“I am not going to this festival, for my time has not yet fully come….But after his brothers had gone to the festival, then he also went, not in public but as it were in secret.” John VII 8 – 10
I find this passage strange because, taken literally, Jesus appears to have told a lie. One authoritative apologist interpreted this as mental reservation: Jesus was not going up in the way which his friends expected. He just failed to add this rider. Of course we can’t read too much into a single passage in the fragmentary Gospel account but it does bring us up against an interesting question.
In the 1994 edition of the Catechism a lie is described as ‘to speak or act against the truth in order to lead into error someone who has the right to know the truth.’ Here the criterion is one of justice. But this was revised (by Cardinal Ratzinger, as it happens) in the 1997 edition to “to speak or act against the truth in order to lead someone into error.’ The remedy offered in hard cases is either silence or ‘discreet language’. The latter presumably refers to mental reservation of various kinds. (Section 2475 et seq.)
The second reading is undoubtedly the traditional one, based on a natural law understanding that telling a lie is to abuse the faculty for speech which was given to us for telling the truth. Mental reservation allows one to deceive in certain extreme cases, but one must not actually tell a lie. Loquatio contra mentem was how the theologians put it. Readers of Newman’s Apologia pro vita sua will know what a fuss that caused.

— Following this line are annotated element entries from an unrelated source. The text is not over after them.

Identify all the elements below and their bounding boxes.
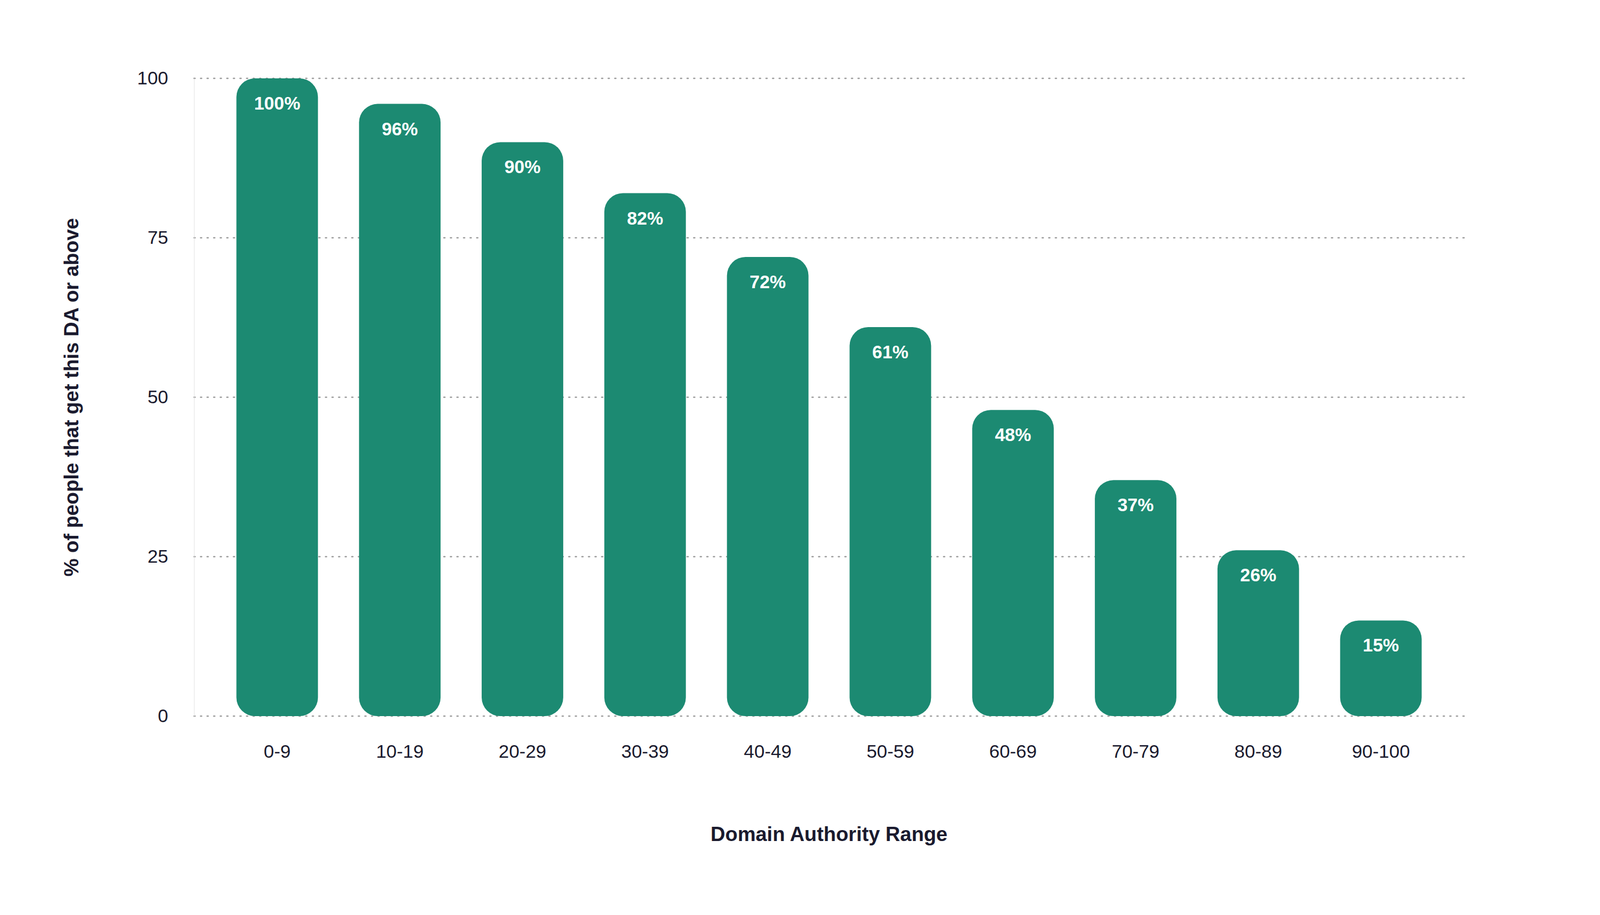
data-label: 26% xyxy=(1240,564,1277,586)
bar xyxy=(1340,620,1422,717)
bar xyxy=(604,193,687,717)
bar xyxy=(236,78,318,717)
y-tick-label: 0 xyxy=(157,705,169,727)
x-axis-title: Domain Authority Range xyxy=(710,823,948,846)
y-tick: 50 xyxy=(147,386,194,408)
y-tick: 0 xyxy=(157,705,194,727)
grid-line xyxy=(193,77,1465,80)
x-tick-label: 90-100 xyxy=(1351,740,1410,762)
bar xyxy=(1217,550,1300,717)
x-tick-label: 70-79 xyxy=(1111,740,1160,762)
bar xyxy=(481,141,564,717)
data-label: 15% xyxy=(1362,635,1399,656)
bar xyxy=(972,409,1054,717)
data-label: 61% xyxy=(872,341,909,363)
bar xyxy=(849,327,931,717)
data-label: 100% xyxy=(254,93,301,114)
grid xyxy=(193,78,1465,717)
data-label: 48% xyxy=(995,424,1032,445)
x-tick-label: 20-29 xyxy=(498,740,547,762)
y-axis-line xyxy=(193,78,195,717)
x-tick: 0-9 xyxy=(263,716,291,762)
y-axis: 0 25 50 75 100 xyxy=(136,67,194,727)
x-axis: 0-9 10-19 20-29 30-39 40-49 50-59 60-69 70-79 80… xyxy=(263,716,1410,762)
x-tick-label: 30-39 xyxy=(621,740,670,762)
data-label: 72% xyxy=(749,271,786,293)
x-tick: 70-79 xyxy=(1111,716,1160,762)
data-label: 82% xyxy=(626,208,664,229)
y-axis-title: % of people that get this DA or above xyxy=(60,218,83,577)
x-tick-label: 50-59 xyxy=(866,740,914,762)
x-tick: 10-19 xyxy=(375,716,424,762)
bar xyxy=(358,104,441,717)
bar xyxy=(1094,480,1177,717)
data-label: 96% xyxy=(381,118,419,140)
y-tick: 75 xyxy=(147,226,194,248)
y-tick-label: 50 xyxy=(147,386,169,408)
x-tick-label: 40-49 xyxy=(744,740,792,762)
data-labels: 100% 96% 90% 82% 72% 61% 48% 37% 26% 15% xyxy=(254,93,1400,656)
bars xyxy=(236,78,1422,717)
y-tick-label: 75 xyxy=(147,226,169,248)
x-tick-label: 10-19 xyxy=(375,740,424,762)
x-tick: 90-100 xyxy=(1351,716,1410,762)
x-tick: 40-49 xyxy=(744,716,792,762)
x-tick-label: 80-89 xyxy=(1234,740,1283,762)
x-tick: 30-39 xyxy=(621,716,670,762)
x-tick-label: 0-9 xyxy=(263,740,291,762)
x-tick: 80-89 xyxy=(1234,716,1283,762)
y-tick: 100 xyxy=(136,67,194,89)
chart: 0 25 50 75 100 0-9 10-19 20-29 30-39 40-49 50-59 60… xyxy=(0,0,1600,915)
data-label: 90% xyxy=(504,156,541,177)
data-label: 37% xyxy=(1117,494,1154,516)
x-tick-label: 60-69 xyxy=(989,740,1037,762)
bar xyxy=(727,256,809,717)
x-tick: 50-59 xyxy=(866,716,914,762)
y-tick-label: 25 xyxy=(147,545,169,567)
y-tick: 25 xyxy=(147,545,194,567)
x-tick: 60-69 xyxy=(989,716,1037,762)
x-tick: 20-29 xyxy=(498,716,547,762)
y-tick-label: 100 xyxy=(136,67,169,89)
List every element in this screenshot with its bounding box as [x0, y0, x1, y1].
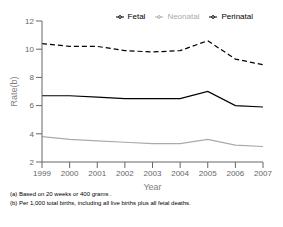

What do you think? Do you believe that all lies are wrong, irrespective of circumstances? Is there any point on the scale, from social lying to telling a Nazi contingent that there are no Jews in the house, at which you would accept a direct lie? Or would you follow the justice interpretation – holding that, although truth is in general owed to our neighbour, there are circumstances when a direct lie would be justifiable? What examples would you give?